Besides adding a little finesse to your dinner table decor, decanters can play a crucial role in red wines especially. In this case, size does matter and decanters are larger than a single glass and they often have a flat bottom with a wide base. This makes them much more effective in allowing the wine to breathe, which helps to enhance the flavours and aromas. Wines that really benefit from this process include Cabernet Sauvignon, Cabernet blends, Syrah and Syrah blends.
Another factor to consider is the sediment that some wines have as they age, which doesn’t always look so appealing and can leave you with a sharp acidic taste. By decanting your wines like a Bordeaux or vintage port, you end up separating it from the sediment.
Decanters can also be a real lifesaver if a cork should break. When pouring, the cork will collect at the bottle’s neck.

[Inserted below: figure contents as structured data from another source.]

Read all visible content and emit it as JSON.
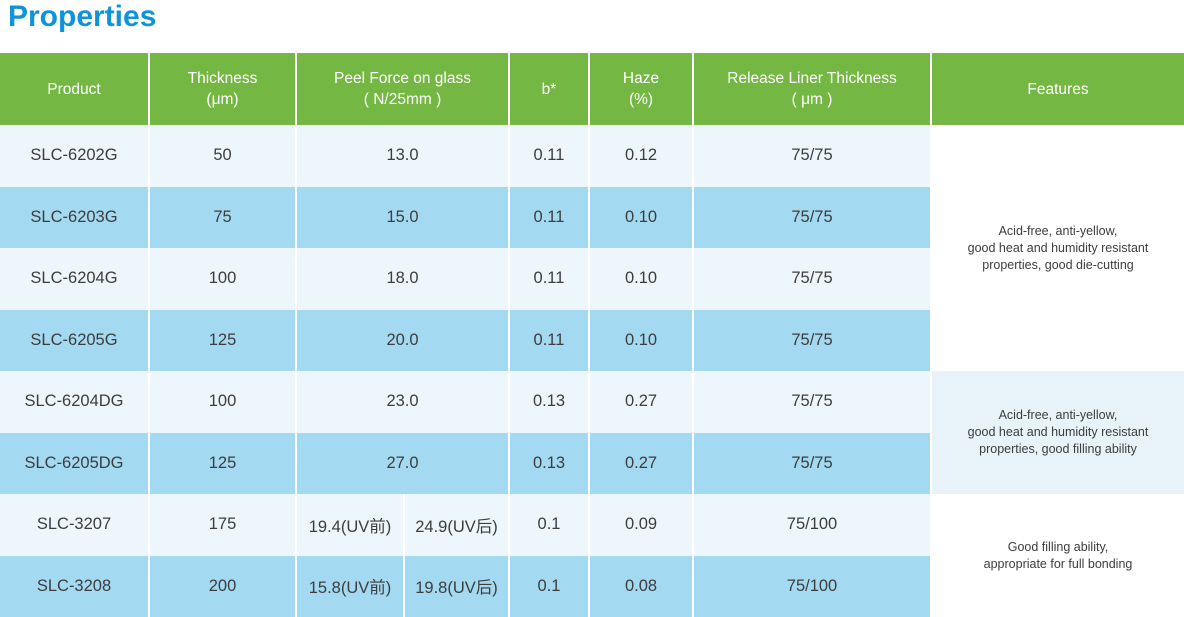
{
  "page_title": "Properties",
  "colors": {
    "title_blue": "#1094d7",
    "header_green": "#74b843",
    "row_light": "#edf6fa",
    "row_blue": "#a3d9f1",
    "features_tint": "#e8f2f9",
    "text_dark": "#3d3d3d"
  },
  "table": {
    "columns": [
      {
        "label": "Product",
        "sub": ""
      },
      {
        "label": "Thickness",
        "sub": "(μm)"
      },
      {
        "label": "Peel Force on glass",
        "sub": "( N/25mm )"
      },
      {
        "label": "b*",
        "sub": ""
      },
      {
        "label": "Haze",
        "sub": "(%)"
      },
      {
        "label": "Release Liner Thickness",
        "sub": "( μm )"
      },
      {
        "label": "Features",
        "sub": ""
      }
    ],
    "rows": [
      {
        "product": "SLC-6202G",
        "thickness": "50",
        "peel": "13.0",
        "b": "0.11",
        "haze": "0.12",
        "liner": "75/75"
      },
      {
        "product": "SLC-6203G",
        "thickness": "75",
        "peel": "15.0",
        "b": "0.11",
        "haze": "0.10",
        "liner": "75/75"
      },
      {
        "product": "SLC-6204G",
        "thickness": "100",
        "peel": "18.0",
        "b": "0.11",
        "haze": "0.10",
        "liner": "75/75"
      },
      {
        "product": "SLC-6205G",
        "thickness": "125",
        "peel": "20.0",
        "b": "0.11",
        "haze": "0.10",
        "liner": "75/75"
      },
      {
        "product": "SLC-6204DG",
        "thickness": "100",
        "peel": "23.0",
        "b": "0.13",
        "haze": "0.27",
        "liner": "75/75"
      },
      {
        "product": "SLC-6205DG",
        "thickness": "125",
        "peel": "27.0",
        "b": "0.13",
        "haze": "0.27",
        "liner": "75/75"
      },
      {
        "product": "SLC-3207",
        "thickness": "175",
        "peel_before": "19.4(UV前)",
        "peel_after": "24.9(UV后)",
        "b": "0.1",
        "haze": "0.09",
        "liner": "75/100"
      },
      {
        "product": "SLC-3208",
        "thickness": "200",
        "peel_before": "15.8(UV前)",
        "peel_after": "19.8(UV后)",
        "b": "0.1",
        "haze": "0.08",
        "liner": "75/100"
      }
    ],
    "feature_groups": [
      {
        "row_span": "rows 1-4",
        "text": "Acid-free, anti-yellow,\ngood heat and humidity resistant\nproperties, good die-cutting"
      },
      {
        "row_span": "rows 5-6",
        "text": "Acid-free, anti-yellow,\ngood heat and humidity resistant\nproperties, good filling ability"
      },
      {
        "row_span": "rows 7-8",
        "text": "Good filling ability,\nappropriate for full bonding"
      }
    ]
  }
}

Top tip: You can decant a wine up to four hours before you plan to serve it.
Another hard and fast rule that I live by: decanting does not apply to white wines and of course not for bubblies.
So I hope that gives you plenty to think about and introduces you to new ways to enjoy this heaven-sent beverage. Never be intimidated by wine – it is too wonderful not to make a part of your daily pleasures. Above all, trust your own taste. If you don’t like it say so. It’s only people that get offended, wine is above such trivialities – it’s bigger than all of us.